Back in 2009 or so, proponents of tighter monetary policy offered a cogent but mistaken argument for tighter money—they said it was necessary to avoid ruinous levels of inflation. That showed not to be the case, which inspired some people (Minneapolis Federal Reserve President Narayana Kocherlakota is the hero here) to change their minds, while others simply switched their arguments. So today you’re more likely to hear that despite high unemployment and low inflation, we should implement tighter monetary policy to avoid “financial instability.” It occurs to me that this is essentially the same policy error (albeit in the other direction) as the argument that limiting bank leverage will sink economic growth. They amount to simply mixing up the Federal Reserve’s dual roles as monetary policymaker and bank regulator.
The better approach is to keep these ideas separate.

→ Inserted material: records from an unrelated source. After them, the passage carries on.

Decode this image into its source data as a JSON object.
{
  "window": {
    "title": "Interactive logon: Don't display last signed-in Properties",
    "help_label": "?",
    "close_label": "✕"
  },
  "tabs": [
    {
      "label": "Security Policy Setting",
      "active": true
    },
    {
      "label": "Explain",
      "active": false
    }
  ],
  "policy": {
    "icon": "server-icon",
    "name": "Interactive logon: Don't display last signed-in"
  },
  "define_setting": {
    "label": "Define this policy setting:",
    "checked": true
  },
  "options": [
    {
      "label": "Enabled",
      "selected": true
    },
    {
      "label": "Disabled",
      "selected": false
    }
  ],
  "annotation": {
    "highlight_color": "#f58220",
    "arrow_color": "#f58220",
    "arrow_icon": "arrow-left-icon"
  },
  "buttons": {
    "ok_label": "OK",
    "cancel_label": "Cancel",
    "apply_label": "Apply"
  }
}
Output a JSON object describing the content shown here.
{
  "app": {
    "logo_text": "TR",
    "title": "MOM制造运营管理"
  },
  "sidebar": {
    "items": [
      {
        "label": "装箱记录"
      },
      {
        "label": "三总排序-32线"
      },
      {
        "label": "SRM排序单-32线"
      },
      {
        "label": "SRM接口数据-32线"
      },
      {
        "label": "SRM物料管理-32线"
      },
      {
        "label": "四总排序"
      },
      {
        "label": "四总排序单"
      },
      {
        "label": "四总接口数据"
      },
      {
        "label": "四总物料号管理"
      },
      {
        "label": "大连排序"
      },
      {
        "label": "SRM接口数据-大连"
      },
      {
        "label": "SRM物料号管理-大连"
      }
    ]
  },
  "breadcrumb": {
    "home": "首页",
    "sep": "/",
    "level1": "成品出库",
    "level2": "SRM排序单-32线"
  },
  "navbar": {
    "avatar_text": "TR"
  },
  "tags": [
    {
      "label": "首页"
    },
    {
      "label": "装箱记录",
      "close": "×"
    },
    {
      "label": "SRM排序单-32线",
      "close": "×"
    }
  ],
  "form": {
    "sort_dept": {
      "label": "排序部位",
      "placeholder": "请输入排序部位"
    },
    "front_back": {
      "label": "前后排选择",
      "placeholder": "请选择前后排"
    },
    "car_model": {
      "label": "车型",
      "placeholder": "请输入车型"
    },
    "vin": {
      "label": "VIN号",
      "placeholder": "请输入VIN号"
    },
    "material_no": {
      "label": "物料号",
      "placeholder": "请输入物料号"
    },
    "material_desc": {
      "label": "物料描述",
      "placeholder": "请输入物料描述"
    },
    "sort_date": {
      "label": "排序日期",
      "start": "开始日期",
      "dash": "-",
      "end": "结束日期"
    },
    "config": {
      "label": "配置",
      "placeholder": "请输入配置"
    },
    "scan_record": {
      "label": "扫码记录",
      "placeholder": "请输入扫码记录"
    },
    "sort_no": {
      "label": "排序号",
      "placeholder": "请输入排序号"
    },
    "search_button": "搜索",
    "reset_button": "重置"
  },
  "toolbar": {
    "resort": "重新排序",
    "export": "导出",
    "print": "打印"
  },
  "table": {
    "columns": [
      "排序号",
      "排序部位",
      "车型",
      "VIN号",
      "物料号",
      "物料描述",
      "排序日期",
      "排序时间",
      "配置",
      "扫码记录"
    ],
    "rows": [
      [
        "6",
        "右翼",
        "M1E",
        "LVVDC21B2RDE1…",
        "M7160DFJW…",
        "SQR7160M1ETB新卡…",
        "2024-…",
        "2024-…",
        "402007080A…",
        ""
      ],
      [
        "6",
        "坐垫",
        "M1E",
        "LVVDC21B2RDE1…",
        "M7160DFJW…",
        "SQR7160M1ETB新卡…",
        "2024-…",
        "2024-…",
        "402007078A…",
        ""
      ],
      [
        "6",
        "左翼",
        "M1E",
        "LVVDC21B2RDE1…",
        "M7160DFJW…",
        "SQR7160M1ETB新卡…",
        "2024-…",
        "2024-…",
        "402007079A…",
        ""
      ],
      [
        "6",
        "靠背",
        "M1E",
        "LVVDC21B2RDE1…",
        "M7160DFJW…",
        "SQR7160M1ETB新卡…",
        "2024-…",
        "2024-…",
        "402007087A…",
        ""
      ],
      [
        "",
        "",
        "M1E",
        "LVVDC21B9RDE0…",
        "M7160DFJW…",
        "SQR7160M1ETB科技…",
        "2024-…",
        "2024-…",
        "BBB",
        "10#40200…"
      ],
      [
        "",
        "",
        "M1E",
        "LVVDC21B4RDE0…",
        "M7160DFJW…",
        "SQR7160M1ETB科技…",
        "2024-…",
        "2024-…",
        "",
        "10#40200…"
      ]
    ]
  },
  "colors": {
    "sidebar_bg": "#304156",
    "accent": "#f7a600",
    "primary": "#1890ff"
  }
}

Monetary policy should be set to try to achieve full employment and nonaccelerating inflation. If unemployment is very high and inflation is subdued, that means looser money. Banking-sector risk should be managed through bank regulation. If you think banks are taking on too much debt and posing a risk to financial stability, you should require them to carry less leverage.
It’s true that there may be an interplay between these factors. Reducing bank leverage with the left hand may require monetary stimulus with the right hand to keep the nominal aggregates on track. Alternatively, a climate of monetary stimulus might prompt a need for tighter regulation of bank leverage. The fact that the issues are interrelated is perhaps a reason that central banks generally perform both functions. On the other hand, putting both functions under the same roof seems to encourage active confusion between the two and was perhaps a mistake. An analogy might be to note that tight monetary policy tends to drastically reduce air pollution by reducing the number of people commuting to work and by causing factories to close. Alternatively, monetary stimulus in a depressed economy will increase the amount of air pollution by having the reverse effects. But while regulating air pollution is extremely important, it would be perverse to make it a goal of monetary policy to reduce air pollution. That’s the Environmental Protection Agency’s job. Minimizing unemployment and minimizing air pollution are both important, and there’s some interplay between the two, but you don’t actually want to mix the jobs up.